Twenty-seven words. The same number as the number of innocent people who died in Newtown, Connecticut, one year ago today. Twenty children. Six school staff who tried to protect those children. The mother of a mentally unstable gunman. Twenty-seven lives snuffed out in a shooting spree.
The gunman whose 2nd Amendment rights and weak gun control laws and enforcement, society’s poor handling of people in need of psychiatric help allowed him to become the agent of murder and mayhem, then took his own life. Arguably, the world is better off for his suicide death, a 28th death by the same hand, that awful day. But we’ll never learn why he did what he did.
The nation was in shock, and the President took steps to establish a bi-partisan committee to develop a legislative response, the start of a solution to these all-too-common mass murders. Congress failed to pass the recommended changes. The families affected by the murder of their first graders were visibly stunned, saddened, appalled, amazed at the irresponsibility of Congress. Something needed to be done. Anything!
How many children need die before the nation’s legislators take effective, serious action? It’s a question that remains unanswered.
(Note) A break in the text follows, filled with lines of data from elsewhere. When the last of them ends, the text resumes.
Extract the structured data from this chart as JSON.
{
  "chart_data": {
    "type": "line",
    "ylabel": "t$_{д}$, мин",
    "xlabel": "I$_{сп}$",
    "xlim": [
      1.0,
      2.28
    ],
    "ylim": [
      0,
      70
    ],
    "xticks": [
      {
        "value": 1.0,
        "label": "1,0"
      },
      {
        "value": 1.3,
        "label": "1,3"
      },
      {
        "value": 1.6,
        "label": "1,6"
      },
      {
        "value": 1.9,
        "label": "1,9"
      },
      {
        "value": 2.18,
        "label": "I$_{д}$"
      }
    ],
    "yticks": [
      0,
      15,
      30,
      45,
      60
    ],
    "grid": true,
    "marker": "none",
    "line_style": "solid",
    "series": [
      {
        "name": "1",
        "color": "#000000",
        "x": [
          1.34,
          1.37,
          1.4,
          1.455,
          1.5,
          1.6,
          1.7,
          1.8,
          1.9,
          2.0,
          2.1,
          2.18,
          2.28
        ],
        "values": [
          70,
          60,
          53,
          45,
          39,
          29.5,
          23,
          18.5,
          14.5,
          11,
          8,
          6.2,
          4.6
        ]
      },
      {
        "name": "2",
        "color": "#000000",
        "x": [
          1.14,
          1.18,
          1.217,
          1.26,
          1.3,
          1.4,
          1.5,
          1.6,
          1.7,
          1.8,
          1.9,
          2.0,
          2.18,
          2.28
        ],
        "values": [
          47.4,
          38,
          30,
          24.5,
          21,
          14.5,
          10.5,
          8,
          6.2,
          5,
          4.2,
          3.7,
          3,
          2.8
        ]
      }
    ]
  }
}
As awful as Newtown was and is, children continued to die in America in between Newtown and now, if not in multiple shootings in a few incidents: Does one child dead from gunshot stand as a “better” situation than 20 at once? Ask the mother of the one dead child. The father. The siblings. The grandparents. The neighbors. America, people! Ask America! How many children, people have to die before the gun culture and Congress recognize every death is a loss in incalculable possibilities, is unnecessary, has nothing to do with a “well-regulated militia” or a “secure free state”?
Want to see the results of nothing? “Mother Jones” makes it easy for you by bringing these photos and stories together in one article. View the photos and read the stories of 192 children 12 and under who died by gunshot (murder, accidental) in the year since Newtown, and ask yourself, again: How many children need die before the nation’s legislators take effective, serious action?:
December 15, 1791: In a bitter irony, tomorrow is the 222nd anniversary of the Bill of Rights. Of those 10 rights codified, the 2nd Amendment rights continue to be problematic in ways the people who wrote those murderous words couldn’t possibly have imagined. Of course, back then “well-regulated militias” of one didn’t go on murder sprees and kill 20 first graders, six school administrators, and their own mother.